The play on words smiles
The Grim Reaper came for me last night , and I beat him off with a vacuum cleaner. Talk about Dyson with death.
A mate of mine recently admitted to being addicted to brake fluid. When I quizzed him on it he reckoned he could stop any time....
I went to the cemetery yesterday to lay some flowers on a grave. As I was standing there I noticed 4 grave diggers walking about with a coffin , 3 hours later and they're still walking about with it. I thought to myself , they've lost the plot!!
My daughter asked me for a pet spider for her birthday, so I went to our local pet shop and they were $70!!! Blow this , I thought , I can get one cheaper off the web.
I was at an ATM yesterday when a little old lady asked if I could check her balance , so I pushed her over.
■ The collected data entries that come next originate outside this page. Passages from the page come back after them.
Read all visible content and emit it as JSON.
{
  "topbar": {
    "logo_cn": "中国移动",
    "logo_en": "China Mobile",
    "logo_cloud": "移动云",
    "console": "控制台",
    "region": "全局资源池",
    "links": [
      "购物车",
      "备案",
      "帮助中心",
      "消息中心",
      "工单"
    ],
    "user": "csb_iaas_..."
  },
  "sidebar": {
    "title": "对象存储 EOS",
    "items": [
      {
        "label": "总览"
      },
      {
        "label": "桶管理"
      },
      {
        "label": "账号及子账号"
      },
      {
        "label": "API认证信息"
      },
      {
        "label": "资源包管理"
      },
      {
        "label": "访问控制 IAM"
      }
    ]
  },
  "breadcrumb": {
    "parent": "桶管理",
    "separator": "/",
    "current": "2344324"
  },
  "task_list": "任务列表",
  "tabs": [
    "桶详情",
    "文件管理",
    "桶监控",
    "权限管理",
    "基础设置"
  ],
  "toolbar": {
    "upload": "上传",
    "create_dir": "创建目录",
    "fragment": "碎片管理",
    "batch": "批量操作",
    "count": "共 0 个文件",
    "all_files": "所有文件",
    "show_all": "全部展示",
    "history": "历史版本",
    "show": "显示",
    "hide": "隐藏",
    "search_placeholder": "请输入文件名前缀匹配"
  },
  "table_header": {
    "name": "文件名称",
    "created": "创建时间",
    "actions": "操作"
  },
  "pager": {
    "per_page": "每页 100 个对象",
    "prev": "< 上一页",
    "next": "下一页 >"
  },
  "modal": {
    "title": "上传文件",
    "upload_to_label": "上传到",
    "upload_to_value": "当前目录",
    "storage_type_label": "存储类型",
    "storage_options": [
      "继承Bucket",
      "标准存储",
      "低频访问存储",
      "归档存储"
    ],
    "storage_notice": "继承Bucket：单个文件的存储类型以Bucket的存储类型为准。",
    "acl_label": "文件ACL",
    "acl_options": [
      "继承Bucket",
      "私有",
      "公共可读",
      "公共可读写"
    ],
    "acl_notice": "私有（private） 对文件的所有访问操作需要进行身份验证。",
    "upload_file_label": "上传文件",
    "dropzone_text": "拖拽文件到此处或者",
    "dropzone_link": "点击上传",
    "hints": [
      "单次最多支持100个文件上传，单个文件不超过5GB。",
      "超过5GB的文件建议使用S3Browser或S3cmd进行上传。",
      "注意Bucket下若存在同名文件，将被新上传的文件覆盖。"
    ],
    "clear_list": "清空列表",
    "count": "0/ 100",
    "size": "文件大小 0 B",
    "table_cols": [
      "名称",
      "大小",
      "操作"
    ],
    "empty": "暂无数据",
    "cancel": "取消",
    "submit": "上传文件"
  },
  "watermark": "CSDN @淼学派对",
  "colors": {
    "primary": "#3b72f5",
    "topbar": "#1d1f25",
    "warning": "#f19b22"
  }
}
I start a new job in Seoul next week. I thought it was a good Korea move.
I was driving this morning when I saw an RAC van parked up. The driver was sobbing uncontrollably and looked very miserable. I thought to myself that guy's heading for a breakdown.
Statistically , 6 out of 7 dwarves are not Happy.
My neighbour knocked on my door at 2:30am this morning , can you believe that , 2:30am?! Luckily for him I was still up playing my Bagpipes.
Paddy says "Mick , I'm thinking of buying a Labrador ."Bugger that" says Mick "have you seen how many of their owners go blind?"